Görüntülediğiniz mahkeme kararı kesinleşmiş bir karardır.
T.C.
İSTANBUL
14. ASLİYE TİCARET MAHKEMESİ
ESAS NO : 2019/703 Esas
KARAR NO : 2020/225
DAVA : Tespit
DAVA TARİHİ : 25/10/2019
KARAR TARİHİ : 26/02/2020
Mahkememizde görülmekte olan Tespit davasının yapılan açık yargılaması sonunda,
GEREĞİ DÜŞÜNÜLDÜ:
Davacı vekili tarafından Mahkememize verilen dava dilekçesinde özetle; … nden 18/09/2019 tarihinde 22+1 ekstra uzun okul servisi satın aldığını, servis aracını satın alırken kendisine araçta stepnenin olmadığının söylenmediği, aracın teslim alındığı esnada stepnesinin olmadığın fark edildiği, … isimli şirketin … Ticaret Anonim Şirketinin anlaşmalı olduğu bir firma olduğu, stepnenin talep edilmesine rağmen verilemeyeceğinin söylendiği, konunun incelenmesi için iki kişinin görevlendirileceğini ve bu hususta haberdar edileceğinin söylendiği, 21/09/2019 tarihinden … Anonim Şirketi tarafından stepnenin kendisine teslim edildiği, teslim edilen stepneler bagaja yerleştirilmeye çalışıldığında sığmadığının anlaşıldığı, ön koltuk 10 cm içeriye kaydırılarak denendiği ancak bu seferde öğrencilerin oturamayacağı bir hal aldığı, bunun çözüm olmadığı, araçta stepneler için montaj yerinin bulunduğu, kendisine montaj yapıldığı takdirde 1.600,00-TL bedelin kendisinden isteneceğinin belirtildiğini, normalde bu tür ve modeldeki tüm araçlarda istepnelerin montajlı bir şekilde bulunduğunu, bu aracın ise bu şekilde ayıplı olarak kendisine teslim edildiğini, aracının ilgili şirket tarafından ücretsiz olarak yapılmasını, davanın kabulüne karar verilmesini talep ve dava etmiştir.

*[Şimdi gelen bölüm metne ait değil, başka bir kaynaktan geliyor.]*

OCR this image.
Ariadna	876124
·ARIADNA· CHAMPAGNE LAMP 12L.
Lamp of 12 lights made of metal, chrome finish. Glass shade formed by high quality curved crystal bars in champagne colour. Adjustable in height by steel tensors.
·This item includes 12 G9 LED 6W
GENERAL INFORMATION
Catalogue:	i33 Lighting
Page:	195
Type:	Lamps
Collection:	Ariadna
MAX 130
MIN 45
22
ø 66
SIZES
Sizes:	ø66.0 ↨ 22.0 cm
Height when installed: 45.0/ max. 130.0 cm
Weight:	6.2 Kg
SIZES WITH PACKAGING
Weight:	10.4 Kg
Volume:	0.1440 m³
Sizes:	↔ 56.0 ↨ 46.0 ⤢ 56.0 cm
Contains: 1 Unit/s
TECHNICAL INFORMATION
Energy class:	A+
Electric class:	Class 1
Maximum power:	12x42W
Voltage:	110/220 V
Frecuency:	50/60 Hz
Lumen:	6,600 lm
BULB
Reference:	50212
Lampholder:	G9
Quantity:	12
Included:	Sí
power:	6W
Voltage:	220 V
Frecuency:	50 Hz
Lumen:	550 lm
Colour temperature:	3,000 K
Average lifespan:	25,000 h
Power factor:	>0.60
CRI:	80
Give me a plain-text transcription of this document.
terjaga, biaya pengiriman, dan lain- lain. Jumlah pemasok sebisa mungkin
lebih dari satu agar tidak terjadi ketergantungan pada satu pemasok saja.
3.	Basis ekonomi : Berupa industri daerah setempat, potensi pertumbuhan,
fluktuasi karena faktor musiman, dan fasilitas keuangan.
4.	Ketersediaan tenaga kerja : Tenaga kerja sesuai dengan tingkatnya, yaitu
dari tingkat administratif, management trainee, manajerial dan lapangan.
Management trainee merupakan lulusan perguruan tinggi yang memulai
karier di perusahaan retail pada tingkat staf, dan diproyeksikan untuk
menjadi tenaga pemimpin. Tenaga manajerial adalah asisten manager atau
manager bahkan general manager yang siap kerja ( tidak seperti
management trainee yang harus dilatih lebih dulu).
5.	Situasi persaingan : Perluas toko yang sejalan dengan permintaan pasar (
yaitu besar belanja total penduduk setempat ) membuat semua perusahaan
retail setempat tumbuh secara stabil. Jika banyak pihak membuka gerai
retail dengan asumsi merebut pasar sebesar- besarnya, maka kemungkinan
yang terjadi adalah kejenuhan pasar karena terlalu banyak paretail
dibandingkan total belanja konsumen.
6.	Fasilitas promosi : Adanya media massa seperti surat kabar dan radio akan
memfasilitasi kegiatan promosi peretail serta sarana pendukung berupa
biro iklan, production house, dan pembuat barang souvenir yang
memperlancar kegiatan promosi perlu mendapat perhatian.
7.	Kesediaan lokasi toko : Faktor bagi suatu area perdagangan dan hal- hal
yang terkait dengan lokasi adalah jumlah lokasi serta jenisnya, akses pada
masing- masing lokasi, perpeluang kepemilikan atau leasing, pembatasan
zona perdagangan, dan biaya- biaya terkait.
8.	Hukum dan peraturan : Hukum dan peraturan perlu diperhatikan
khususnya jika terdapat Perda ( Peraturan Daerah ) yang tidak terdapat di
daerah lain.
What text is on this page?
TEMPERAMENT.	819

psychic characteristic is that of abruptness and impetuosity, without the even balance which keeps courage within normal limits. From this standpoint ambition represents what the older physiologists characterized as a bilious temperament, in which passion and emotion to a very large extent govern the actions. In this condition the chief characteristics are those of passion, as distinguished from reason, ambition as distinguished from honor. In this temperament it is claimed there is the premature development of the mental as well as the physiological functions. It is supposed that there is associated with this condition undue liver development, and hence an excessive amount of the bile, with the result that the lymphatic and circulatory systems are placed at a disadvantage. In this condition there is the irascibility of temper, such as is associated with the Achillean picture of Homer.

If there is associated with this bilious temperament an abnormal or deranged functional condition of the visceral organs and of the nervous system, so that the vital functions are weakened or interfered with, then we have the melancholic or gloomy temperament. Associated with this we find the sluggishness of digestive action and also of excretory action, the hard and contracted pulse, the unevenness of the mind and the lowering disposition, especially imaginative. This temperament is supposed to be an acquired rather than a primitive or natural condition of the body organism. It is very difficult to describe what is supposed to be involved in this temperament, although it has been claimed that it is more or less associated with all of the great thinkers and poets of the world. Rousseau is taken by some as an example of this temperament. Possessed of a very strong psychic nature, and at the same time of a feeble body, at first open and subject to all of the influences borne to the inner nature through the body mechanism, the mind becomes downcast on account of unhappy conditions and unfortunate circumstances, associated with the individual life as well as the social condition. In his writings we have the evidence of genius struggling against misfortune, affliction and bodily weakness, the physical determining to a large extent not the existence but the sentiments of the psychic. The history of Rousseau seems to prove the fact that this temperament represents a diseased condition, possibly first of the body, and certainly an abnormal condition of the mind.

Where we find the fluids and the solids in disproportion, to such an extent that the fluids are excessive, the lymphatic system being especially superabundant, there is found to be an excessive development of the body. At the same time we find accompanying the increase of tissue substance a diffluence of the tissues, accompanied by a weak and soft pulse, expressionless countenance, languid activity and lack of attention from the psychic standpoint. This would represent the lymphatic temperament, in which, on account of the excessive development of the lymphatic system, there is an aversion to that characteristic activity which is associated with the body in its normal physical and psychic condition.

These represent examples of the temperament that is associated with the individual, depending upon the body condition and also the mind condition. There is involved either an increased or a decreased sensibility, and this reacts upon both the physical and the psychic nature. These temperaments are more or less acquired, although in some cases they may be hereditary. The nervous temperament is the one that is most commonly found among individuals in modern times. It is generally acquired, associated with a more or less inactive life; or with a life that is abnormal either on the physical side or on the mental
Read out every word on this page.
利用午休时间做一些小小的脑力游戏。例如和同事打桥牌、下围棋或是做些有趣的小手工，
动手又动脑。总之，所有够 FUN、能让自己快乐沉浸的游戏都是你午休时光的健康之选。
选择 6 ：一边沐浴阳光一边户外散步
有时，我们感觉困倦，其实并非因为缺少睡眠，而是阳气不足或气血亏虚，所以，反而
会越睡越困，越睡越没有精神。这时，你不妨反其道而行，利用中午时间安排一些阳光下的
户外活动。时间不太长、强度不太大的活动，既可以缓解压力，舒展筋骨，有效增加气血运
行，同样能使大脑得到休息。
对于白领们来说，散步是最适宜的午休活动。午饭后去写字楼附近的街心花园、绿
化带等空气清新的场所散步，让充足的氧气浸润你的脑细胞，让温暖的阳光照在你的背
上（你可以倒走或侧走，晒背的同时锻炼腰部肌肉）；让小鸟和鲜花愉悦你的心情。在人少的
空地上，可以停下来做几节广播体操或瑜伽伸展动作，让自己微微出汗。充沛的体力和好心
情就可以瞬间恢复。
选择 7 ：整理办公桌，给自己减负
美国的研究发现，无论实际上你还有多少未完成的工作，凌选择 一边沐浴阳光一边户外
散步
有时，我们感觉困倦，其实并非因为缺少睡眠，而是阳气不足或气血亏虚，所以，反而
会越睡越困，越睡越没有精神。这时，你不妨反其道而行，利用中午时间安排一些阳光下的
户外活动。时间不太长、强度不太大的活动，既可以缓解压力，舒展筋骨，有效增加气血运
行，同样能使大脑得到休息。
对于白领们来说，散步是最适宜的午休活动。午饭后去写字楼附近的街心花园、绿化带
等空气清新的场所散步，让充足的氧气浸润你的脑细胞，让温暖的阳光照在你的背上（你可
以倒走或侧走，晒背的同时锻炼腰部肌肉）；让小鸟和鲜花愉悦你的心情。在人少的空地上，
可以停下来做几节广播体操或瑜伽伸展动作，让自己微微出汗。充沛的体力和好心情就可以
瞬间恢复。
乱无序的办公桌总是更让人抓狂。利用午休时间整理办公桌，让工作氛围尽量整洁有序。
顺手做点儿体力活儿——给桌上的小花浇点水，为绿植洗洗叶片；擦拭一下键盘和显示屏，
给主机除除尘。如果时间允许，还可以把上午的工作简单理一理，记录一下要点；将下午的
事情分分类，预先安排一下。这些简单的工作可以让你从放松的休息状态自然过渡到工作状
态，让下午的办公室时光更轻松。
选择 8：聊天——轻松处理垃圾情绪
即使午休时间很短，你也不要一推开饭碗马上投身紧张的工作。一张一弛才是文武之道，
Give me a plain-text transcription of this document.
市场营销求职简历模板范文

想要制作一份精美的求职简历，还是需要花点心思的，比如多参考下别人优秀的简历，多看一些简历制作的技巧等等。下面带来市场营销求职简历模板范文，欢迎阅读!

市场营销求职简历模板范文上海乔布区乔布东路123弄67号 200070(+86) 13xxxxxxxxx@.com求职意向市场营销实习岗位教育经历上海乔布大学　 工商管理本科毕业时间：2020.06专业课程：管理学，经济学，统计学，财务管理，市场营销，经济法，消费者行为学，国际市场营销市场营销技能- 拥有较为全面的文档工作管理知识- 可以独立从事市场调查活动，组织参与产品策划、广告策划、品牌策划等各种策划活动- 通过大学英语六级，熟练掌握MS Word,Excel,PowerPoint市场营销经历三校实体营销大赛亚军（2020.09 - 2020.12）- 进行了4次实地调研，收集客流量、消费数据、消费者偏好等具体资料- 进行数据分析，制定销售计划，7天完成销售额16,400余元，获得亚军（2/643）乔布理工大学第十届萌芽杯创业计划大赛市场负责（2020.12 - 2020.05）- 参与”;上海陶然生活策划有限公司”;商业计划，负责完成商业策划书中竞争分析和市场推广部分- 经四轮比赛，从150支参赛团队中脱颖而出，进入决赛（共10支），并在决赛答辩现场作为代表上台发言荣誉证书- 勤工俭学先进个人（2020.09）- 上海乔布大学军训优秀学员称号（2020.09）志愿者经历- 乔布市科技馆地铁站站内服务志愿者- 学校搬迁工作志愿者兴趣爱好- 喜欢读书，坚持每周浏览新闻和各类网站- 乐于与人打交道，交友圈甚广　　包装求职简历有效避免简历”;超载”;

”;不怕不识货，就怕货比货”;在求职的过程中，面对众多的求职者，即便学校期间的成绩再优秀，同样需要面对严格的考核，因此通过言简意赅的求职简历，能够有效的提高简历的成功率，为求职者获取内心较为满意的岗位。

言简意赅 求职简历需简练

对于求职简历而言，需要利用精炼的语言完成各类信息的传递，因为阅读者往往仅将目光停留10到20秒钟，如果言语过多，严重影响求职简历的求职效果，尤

Davacı taraf davasını 25/10/2019 tarihinde … Tüketici Mahkemesine açmış olup, bu mahkemenin 2019/296 Esas, 2019/711 Karar sayılı ve 31/10/2019 tarihli kararı ile görevsizlik kararı verilmiş olup, kararın 17/12/2019 tarihinde istinaf kanun yoluna başvurulmadan kesinleştiği, davacı tarafın 02/12/2019 tarihinde dosyanın görevli Ticaret mahkemesine gönderilmesini talep ettiği ve dosyanın mahkememizin yukarıdaki esas dosyasına kaydedildiği anlaşılmıştır.
19.12.2018 tarihinde yürürlüğe giren 06.12.2018 tarih 7155 sayılı Kanunun 20. maddesiyle TTK’ya eklenen 5/A maddesinde “Bu Kanunun 4 üncü maddesinde ve diğer kanunlarda belirtilen ticari davalardan, konusu bir miktar paranın ödenmesi olan alacak ve tazminat talepleri hakkında dava açılmadan önce arabulucuya başvurulmuş olması dava şartıdır.” hükmüne, aynı tarihte yürürlüğe giren aynı yasanın 23. maddesiyle 6325 sayılı Hukuk Uyuşmazlıklarında Arabuluculuk Kanununa eklenen 18/A-(2) maddesinin dördüncü cümlesinde “Arabulucuya başvurulmadan dava açıldığının anlaşılması halinde herhangi bir işlem yapılmaksızın davanın, dava şartı yokluğu sebebiyle usulden reddine karar verilir” düzenlemesine yer verilmiştir. HMK’nın 115/2. maddesi de ” Mahkeme, dava şartı noksanlığını tespit ederse davanın usulden reddine karar verir. Ancak, dava şartı noksanlığının giderilmesi mümkün ise bunun tamamlanması için kesin süre verir. Bu süre içinde dava şartı noksanlığı giderilmemişse davayı dava şartı yokluğu sebebiyle usulden reddeder. ” şeklindedir.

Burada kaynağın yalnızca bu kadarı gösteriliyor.